Le raisonnement est correct mais hypocrite. Il suppose comme acquise la prémisse implicite qu'un combat politique a pour ressort l'amour supérieur et désintéressé de l'humanité. Ce qui est évidemment faux. Ce mobile existe peut-être chez le Pape et quelques saints hommes mais certainement pas chez l'homme du commun ni chez aucun politicien professionnel.

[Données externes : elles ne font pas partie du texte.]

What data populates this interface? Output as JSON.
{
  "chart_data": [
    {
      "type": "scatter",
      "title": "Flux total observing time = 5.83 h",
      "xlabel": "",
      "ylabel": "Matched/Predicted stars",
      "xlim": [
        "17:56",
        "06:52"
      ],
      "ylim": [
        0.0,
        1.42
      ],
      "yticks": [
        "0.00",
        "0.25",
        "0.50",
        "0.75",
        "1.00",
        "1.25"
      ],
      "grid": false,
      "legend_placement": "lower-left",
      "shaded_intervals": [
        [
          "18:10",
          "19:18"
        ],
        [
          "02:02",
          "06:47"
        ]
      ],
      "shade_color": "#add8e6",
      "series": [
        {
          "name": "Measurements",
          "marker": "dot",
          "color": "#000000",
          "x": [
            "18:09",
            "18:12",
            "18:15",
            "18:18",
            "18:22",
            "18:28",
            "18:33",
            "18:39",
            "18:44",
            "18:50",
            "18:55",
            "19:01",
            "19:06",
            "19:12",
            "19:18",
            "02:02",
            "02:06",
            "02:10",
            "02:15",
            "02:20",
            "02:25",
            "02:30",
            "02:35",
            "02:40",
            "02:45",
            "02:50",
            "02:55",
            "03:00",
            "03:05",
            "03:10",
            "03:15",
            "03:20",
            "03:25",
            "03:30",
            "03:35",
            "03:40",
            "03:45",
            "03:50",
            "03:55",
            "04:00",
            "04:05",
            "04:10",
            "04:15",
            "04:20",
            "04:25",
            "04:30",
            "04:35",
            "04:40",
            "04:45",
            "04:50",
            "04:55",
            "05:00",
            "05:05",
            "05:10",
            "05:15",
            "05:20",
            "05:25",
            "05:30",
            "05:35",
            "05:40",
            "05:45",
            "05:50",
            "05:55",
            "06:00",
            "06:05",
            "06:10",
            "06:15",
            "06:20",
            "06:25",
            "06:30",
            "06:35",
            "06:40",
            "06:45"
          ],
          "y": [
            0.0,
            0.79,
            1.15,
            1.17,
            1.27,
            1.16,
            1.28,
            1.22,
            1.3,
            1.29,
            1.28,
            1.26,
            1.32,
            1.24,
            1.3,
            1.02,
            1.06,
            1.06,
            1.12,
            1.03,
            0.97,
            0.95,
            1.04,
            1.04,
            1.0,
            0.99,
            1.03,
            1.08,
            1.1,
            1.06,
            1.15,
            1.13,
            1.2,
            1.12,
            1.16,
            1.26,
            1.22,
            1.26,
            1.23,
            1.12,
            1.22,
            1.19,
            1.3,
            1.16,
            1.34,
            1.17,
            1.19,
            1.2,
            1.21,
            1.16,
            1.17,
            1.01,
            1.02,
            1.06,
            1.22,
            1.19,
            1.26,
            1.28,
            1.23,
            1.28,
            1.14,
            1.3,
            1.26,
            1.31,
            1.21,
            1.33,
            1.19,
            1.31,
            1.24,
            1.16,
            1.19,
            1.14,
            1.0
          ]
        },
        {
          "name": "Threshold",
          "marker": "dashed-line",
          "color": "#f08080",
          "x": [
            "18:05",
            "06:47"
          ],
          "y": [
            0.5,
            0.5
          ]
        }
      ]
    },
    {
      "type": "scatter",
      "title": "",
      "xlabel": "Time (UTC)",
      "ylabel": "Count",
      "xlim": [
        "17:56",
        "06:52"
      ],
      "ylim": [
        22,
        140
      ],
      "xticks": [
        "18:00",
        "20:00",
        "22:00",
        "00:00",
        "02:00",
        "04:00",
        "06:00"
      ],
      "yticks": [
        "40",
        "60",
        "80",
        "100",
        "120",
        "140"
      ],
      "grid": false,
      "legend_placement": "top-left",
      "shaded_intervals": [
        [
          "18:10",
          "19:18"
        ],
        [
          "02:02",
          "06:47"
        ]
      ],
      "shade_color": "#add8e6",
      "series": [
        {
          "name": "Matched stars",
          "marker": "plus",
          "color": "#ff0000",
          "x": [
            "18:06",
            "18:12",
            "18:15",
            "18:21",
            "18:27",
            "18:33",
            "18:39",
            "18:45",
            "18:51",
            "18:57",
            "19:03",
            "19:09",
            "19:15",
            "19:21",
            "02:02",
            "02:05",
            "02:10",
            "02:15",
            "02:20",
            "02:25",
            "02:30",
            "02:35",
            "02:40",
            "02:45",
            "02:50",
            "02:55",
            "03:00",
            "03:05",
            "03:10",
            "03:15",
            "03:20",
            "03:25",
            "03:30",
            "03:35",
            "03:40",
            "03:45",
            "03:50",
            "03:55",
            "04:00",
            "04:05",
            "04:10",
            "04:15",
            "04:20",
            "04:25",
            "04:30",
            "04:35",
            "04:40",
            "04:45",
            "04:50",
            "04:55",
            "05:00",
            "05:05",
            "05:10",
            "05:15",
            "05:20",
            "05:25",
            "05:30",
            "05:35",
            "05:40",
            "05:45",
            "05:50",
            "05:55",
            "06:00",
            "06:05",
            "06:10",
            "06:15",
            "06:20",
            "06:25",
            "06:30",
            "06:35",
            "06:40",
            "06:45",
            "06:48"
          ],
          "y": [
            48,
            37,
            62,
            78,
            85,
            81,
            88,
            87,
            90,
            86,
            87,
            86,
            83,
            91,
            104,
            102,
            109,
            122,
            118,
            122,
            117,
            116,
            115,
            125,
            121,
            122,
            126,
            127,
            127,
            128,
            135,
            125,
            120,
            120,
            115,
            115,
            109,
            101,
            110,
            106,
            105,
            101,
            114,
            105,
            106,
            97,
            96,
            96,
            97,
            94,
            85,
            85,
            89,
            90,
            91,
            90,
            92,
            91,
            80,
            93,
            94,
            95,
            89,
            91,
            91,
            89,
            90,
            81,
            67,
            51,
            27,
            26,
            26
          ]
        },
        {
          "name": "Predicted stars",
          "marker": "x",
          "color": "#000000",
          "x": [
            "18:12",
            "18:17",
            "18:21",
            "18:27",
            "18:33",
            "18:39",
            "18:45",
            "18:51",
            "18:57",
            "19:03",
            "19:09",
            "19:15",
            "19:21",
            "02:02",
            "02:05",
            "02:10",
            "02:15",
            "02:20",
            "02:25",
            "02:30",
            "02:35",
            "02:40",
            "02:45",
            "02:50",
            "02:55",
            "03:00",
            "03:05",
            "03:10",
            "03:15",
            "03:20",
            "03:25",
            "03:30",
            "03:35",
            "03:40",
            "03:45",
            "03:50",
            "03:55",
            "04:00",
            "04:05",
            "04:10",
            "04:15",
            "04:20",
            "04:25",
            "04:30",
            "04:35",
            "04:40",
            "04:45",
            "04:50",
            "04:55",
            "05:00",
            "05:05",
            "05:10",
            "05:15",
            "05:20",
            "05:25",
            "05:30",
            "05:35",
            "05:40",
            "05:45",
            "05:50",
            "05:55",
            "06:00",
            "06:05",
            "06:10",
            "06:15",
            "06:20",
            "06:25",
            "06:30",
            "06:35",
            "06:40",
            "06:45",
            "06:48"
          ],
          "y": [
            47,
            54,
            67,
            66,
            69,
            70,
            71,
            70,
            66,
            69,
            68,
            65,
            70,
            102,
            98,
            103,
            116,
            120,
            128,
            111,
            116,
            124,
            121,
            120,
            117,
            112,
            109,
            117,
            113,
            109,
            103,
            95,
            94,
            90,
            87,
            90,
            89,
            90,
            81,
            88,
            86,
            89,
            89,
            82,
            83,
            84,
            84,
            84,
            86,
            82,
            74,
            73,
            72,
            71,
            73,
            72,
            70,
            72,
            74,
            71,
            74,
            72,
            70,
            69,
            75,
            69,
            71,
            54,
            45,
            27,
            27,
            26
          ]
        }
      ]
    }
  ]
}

Le combat pro-palestinien est une passion politique. C'est un choix arbitraire et irrationnel, nourri par un imaginaire ("imaginaire" n'est pas pour moi péjoratif, pas de société sans imaginaire) et une bonne part de fantasme. Irrationnel signifie ici: sans lien avec un intérêt matériel, bien ou mal compris. Mais ce combat s'oppose au combat inverse et symétrique des colons israéliens, qui eux aussi sont habités par un imaginaire. Israël n'a aucun intérêt matériel à poursuivre la colonisation de la Judée-Samarie; pour autant qu'on sache il n'y a là-bas aucune réserve fabuleuse de pétrole ni mine d'or et, dans les frontières effectives actuelles, Israël est de taille comparable, et d'un standard de vie similaire à des pays comme la Hollande ou le Danemark, des pays où il fait très bon vivre. Les colons ne sont pas non plus poussés par le plaisir sadique de faire souffrir les Palestiniens. Mais Israël sans Jérusalem et la Judée-Samarie leur semblerait un projet inachevé, tronqué, mutilé et finalement rendrait vain tout le projet sioniste, l'existence même d'Israël en tant qu'Etat, puisque dès le départ, il ne s'agit pas d'ajouter un Etat politique à tous les autres mais de faire advenir sur Terre La terre que les juifs sont destinés à occuper de toute éternité. On n'est pas dans le calcul économique mais dans le religieux, l'idéologique et la ferveur patriotique. C'est comme l'Alsace-Lorraine pour les Français avant 1914. Donc oui, on est dans le fantasme, mais le fantasme est présent des deux côtés. Ce sont deux nationalismes qui s'affrontent et se nourrissent l'un l'autre en s'affrontant. Oui, les pro-palestiniens (je parle de ceux qui n'habitent pas en Palestine et qui donc n'ont aucun intérêt égoïste et soutenir les Palestiniens) font ce choix par idéologie et selon des critères qui sont largement imaginaires mais c'est le cas de tous les combats politiques, même les plus légitimes, et on peut s'inquiéter, prendre partie et s'investir pour une cause politique sans pour autant faire de même pour toutes les causes du monde. Ça n'enlève rien à la légitimité de cet engagement.